The grant was among the new initiatives announced by the Government on Oct 28 to improve trust in the carbon market while pushing for high-integrity credits.

Carbon credits can come from nature-based projects, such as reforestation efforts, or technological ones that include switching from pollutive firewood to cleaner cooking stoves.

One credit represents one tonne of planet-warming emissions that is removed from the atmosphere or prevented from being released.

Credits are deemed of high integrity if they help reduce or remove emissions from the atmosphere in a way that can be trusted and verified.

A revised 12-page guide for firms thinking of using credits was also launched on Oct 28.

The document was developed based on a public consultation that EnterpriseSG, MTI and NCCS carried out in mid-2025 to improve a draft document.

A key message of the draft is that companies should prioritise all possible ways to reduce their emissions before turning to carbon credits.

The revised guide includes additional guidance on how the feasibility of various emissions-cutting activities can be assessed. For example, in assessing a type of decarbonisation technology, firms should check if the solution is available at the appropriate scale for the company’s facilities.
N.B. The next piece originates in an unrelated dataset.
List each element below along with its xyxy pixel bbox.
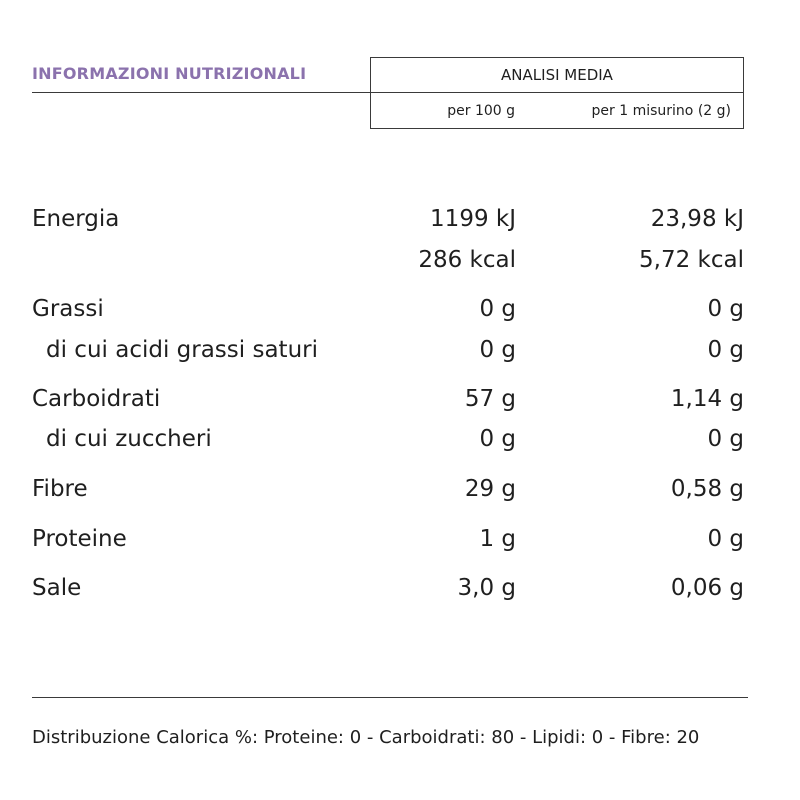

In her speech, Ms Gan said that the voluntary carbon market – through which companies buy credits to meet their own voluntary targets, as opposed to fulfilling regulatory requirements has faced headwinds in recent years.

“Concerns about the integrity, transparency and quality of voluntary carbon credits have eroded confidence, while inconsistent standards and negative publicity have raised reputational concerns,” she added.

Minister of State for Foreign Affairs and Trade and Industry Gan Siow Huang said the new grant will help to defray manpower and transaction costs from financing and trading of carbon credit projects.

ST PHOTO: KEVIN LIM

Issues with carbon projects have made headlines in recent years, over fraudulent credits, sparking claims of greenwashing.

In 2023, for instance, The Guardian news outlet reported that more than 90 per cent of rainforest preservation credits did not represent genuine carbon savings

Ms Gan noted that such developments have caused many companies to hesitate to use voluntary carbon credits as part of their decarbonisation plans.

But the new initiatives could help to strengthen trust and promote credible participation in the voluntary carbon market, she added.

These developments are among the latest moves by the Government to shape up Singapore’s emerging carbon market this year.

To date, the Republic has signed 10 carbon trading agreements with countries including Ghana, Rwanda and Mongolia.

In September, it was announced that the Government is spending $76.4 million to buy more than two million credits from nature-based projects in Ghana, Peru and Paraguay.